Stories that rely on net profit are attempting to dupe you, because it's a meaningless figure. It completely ignores the size of the company and how many stakeholders (owners) the company has. Also, if they made $1 more than any other year they have made record profits so record profits is also a meaningless sensational term intended to manipulate.
THINK. If they made 12 billion in net profits and a profit margin of only 13%, guess how much money they spent to make that net 12 billion. Guess where that billions of dollars of expenses went. Stellantis directly employs nearly 275,000 employees and has millions of owners.
The fact remains their profit margin for 2023 was below 13%. Visa has a profit margin of 51%, Apple and Amazon are around 43%, and Microsoft 36%.
Go ahead and believe it's greed if that makes you feel better. If you can't understand the facts I am presenting then I just can't give you the education in economics and business finance that you need.
13% profit margin for Stellantis is scary thin.

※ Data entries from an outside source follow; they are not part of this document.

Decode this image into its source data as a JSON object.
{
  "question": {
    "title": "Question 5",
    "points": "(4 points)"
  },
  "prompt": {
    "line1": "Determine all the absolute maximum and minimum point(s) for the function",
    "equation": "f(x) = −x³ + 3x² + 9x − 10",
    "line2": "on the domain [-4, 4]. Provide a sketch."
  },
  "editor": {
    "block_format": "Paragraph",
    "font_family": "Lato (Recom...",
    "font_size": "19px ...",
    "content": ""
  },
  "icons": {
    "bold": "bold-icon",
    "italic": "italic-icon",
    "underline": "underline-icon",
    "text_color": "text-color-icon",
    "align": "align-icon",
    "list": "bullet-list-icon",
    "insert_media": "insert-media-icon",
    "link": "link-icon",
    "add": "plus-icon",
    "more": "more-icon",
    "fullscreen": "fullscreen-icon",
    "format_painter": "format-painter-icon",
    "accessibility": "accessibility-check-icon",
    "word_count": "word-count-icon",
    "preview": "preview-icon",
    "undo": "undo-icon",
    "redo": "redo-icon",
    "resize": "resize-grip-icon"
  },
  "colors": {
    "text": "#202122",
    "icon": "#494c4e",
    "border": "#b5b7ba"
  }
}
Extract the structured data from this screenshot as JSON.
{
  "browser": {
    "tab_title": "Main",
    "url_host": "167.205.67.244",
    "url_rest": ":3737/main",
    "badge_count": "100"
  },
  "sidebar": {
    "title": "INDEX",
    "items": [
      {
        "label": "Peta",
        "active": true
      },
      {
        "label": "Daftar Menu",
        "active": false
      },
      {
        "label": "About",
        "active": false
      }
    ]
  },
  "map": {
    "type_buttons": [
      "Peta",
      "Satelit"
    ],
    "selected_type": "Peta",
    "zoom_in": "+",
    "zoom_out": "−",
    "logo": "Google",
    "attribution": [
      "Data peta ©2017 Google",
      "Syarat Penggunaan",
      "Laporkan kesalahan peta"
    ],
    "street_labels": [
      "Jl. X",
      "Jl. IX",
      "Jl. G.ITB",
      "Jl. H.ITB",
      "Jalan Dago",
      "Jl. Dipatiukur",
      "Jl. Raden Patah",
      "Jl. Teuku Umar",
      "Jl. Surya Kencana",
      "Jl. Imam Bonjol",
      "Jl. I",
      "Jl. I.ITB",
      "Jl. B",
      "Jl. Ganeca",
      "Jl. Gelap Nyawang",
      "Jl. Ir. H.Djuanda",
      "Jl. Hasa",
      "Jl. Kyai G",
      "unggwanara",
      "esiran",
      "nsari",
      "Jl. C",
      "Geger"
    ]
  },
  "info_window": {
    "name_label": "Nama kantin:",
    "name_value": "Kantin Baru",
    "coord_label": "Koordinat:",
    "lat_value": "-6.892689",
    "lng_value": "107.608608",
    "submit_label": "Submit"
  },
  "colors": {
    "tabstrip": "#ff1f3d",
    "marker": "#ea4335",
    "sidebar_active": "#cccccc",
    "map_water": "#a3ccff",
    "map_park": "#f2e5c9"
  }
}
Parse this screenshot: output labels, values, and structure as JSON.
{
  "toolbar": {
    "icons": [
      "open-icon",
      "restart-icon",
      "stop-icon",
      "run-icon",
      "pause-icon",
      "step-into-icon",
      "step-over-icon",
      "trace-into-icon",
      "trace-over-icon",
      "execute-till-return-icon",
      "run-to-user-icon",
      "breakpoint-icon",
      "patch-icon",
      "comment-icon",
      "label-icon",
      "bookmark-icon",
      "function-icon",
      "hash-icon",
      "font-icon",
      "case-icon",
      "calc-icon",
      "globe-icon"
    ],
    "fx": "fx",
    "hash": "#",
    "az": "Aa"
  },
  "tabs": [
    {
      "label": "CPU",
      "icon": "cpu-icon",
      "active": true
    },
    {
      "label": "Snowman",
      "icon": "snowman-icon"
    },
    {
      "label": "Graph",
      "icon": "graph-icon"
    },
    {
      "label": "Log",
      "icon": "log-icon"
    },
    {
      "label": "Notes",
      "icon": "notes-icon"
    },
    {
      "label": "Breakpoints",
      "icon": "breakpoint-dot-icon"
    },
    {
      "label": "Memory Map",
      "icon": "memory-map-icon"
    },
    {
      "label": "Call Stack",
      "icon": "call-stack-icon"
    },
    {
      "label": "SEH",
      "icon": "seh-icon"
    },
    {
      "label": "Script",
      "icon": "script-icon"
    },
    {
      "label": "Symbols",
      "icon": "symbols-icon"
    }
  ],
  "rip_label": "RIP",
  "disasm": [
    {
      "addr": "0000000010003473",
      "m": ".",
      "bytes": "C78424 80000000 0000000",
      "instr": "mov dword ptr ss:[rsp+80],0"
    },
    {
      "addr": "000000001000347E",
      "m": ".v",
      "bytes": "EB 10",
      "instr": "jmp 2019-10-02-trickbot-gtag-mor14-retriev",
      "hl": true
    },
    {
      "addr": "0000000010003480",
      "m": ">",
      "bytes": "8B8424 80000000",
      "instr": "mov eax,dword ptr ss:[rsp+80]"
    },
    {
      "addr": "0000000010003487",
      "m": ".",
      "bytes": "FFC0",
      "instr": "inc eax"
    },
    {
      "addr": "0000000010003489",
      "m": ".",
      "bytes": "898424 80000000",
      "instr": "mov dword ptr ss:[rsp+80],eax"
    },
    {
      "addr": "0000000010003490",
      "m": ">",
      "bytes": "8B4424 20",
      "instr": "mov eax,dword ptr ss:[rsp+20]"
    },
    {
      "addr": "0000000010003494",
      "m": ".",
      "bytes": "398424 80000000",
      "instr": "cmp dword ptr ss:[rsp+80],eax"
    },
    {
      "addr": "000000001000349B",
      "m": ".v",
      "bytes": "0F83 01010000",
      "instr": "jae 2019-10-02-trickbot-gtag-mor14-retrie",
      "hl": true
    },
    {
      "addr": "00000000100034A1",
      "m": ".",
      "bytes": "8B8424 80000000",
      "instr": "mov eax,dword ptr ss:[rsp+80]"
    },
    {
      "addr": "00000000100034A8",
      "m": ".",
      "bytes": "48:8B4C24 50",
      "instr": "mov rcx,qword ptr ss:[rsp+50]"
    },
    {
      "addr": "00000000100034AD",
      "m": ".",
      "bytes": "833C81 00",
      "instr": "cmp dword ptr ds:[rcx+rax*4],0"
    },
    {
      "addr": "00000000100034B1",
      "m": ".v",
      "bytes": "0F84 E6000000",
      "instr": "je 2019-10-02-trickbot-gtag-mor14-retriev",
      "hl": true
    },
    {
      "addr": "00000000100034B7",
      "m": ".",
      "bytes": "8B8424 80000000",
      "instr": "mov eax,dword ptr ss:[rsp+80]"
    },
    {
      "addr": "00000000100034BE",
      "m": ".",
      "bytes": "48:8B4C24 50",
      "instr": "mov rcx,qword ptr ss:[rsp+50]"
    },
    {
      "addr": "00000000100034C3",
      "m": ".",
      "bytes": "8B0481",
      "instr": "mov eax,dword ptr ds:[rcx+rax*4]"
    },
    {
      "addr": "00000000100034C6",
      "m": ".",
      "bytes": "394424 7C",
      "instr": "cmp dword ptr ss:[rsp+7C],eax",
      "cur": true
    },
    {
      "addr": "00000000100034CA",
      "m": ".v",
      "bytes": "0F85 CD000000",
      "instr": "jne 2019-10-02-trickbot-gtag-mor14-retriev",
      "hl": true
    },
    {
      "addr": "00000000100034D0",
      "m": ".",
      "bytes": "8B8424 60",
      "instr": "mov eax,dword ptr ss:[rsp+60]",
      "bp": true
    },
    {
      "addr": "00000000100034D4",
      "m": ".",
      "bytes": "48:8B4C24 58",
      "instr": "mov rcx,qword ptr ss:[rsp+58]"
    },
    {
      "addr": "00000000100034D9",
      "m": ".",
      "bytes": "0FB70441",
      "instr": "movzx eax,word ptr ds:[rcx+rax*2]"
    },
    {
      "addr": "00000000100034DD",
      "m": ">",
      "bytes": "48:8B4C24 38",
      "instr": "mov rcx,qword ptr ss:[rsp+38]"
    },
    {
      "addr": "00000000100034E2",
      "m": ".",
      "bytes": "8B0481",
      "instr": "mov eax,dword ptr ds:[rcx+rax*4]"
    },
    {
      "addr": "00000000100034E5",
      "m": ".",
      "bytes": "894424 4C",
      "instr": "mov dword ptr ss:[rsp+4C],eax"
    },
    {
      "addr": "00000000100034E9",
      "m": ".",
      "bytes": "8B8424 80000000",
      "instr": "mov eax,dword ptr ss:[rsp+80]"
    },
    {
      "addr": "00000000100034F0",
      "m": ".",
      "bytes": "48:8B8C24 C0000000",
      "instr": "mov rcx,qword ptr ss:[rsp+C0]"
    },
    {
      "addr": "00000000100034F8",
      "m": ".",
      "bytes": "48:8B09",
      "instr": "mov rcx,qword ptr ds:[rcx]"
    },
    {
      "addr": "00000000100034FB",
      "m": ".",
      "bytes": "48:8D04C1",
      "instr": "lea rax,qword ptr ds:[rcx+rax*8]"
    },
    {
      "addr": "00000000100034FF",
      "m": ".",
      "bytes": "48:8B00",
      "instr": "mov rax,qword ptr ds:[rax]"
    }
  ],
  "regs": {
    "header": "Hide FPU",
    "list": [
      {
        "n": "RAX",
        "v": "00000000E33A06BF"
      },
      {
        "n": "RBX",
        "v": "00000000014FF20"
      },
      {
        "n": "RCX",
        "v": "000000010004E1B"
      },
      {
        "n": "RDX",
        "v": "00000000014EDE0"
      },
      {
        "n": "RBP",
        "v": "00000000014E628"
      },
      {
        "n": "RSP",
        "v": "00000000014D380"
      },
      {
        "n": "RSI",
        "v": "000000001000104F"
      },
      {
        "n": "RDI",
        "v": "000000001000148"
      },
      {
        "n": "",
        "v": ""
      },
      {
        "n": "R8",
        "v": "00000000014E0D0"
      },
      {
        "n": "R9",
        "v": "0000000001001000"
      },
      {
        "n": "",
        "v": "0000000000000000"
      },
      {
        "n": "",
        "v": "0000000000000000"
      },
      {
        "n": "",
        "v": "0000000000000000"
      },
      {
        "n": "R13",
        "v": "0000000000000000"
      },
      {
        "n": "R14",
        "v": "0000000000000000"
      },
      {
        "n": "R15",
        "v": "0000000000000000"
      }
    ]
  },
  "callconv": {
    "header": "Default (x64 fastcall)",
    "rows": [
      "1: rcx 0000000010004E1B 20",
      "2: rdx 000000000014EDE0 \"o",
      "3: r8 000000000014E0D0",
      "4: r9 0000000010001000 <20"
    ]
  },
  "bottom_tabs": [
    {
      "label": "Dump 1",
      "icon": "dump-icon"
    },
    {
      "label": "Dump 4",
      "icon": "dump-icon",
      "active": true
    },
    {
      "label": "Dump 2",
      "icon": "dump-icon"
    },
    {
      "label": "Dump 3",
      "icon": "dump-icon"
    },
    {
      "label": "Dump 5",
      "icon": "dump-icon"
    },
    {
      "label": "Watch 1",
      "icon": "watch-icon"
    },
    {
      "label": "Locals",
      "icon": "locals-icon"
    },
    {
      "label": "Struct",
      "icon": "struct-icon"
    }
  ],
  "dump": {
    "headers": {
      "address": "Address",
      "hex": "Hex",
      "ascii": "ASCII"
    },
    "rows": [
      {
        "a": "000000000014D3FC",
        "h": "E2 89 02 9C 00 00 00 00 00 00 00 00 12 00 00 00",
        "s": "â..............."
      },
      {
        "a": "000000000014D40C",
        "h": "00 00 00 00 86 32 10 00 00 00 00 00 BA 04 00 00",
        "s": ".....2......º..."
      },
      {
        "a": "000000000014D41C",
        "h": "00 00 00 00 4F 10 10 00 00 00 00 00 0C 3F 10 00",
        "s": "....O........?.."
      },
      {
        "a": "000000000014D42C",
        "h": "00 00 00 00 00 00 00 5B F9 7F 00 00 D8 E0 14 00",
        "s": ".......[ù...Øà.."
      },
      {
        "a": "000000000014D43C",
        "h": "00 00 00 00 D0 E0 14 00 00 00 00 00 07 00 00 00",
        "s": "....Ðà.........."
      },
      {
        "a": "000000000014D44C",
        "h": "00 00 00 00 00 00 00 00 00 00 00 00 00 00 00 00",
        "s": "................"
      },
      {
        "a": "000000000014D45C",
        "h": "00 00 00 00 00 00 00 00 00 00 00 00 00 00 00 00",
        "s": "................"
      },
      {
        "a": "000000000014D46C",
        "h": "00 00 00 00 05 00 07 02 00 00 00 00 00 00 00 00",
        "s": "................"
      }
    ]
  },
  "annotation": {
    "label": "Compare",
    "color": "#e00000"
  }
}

Like the other companies mentioned, I get hauled onto the carpet if my projects dip below 40% profit margin.
But the point is how stats lie and invoke sensational responses, meant to make people emotional, rather than knowledgeable.
On one hand you need to break these profit and revenue figures down to a scalable unit of measure, like profit margin or earning per share. In that light it doesn’t look like Stellantis made much money.
On the other hand you’d really need to dive into their expenses, and have industry expertise to give them context, to understand if their margins are so low due to poor decisions, etc.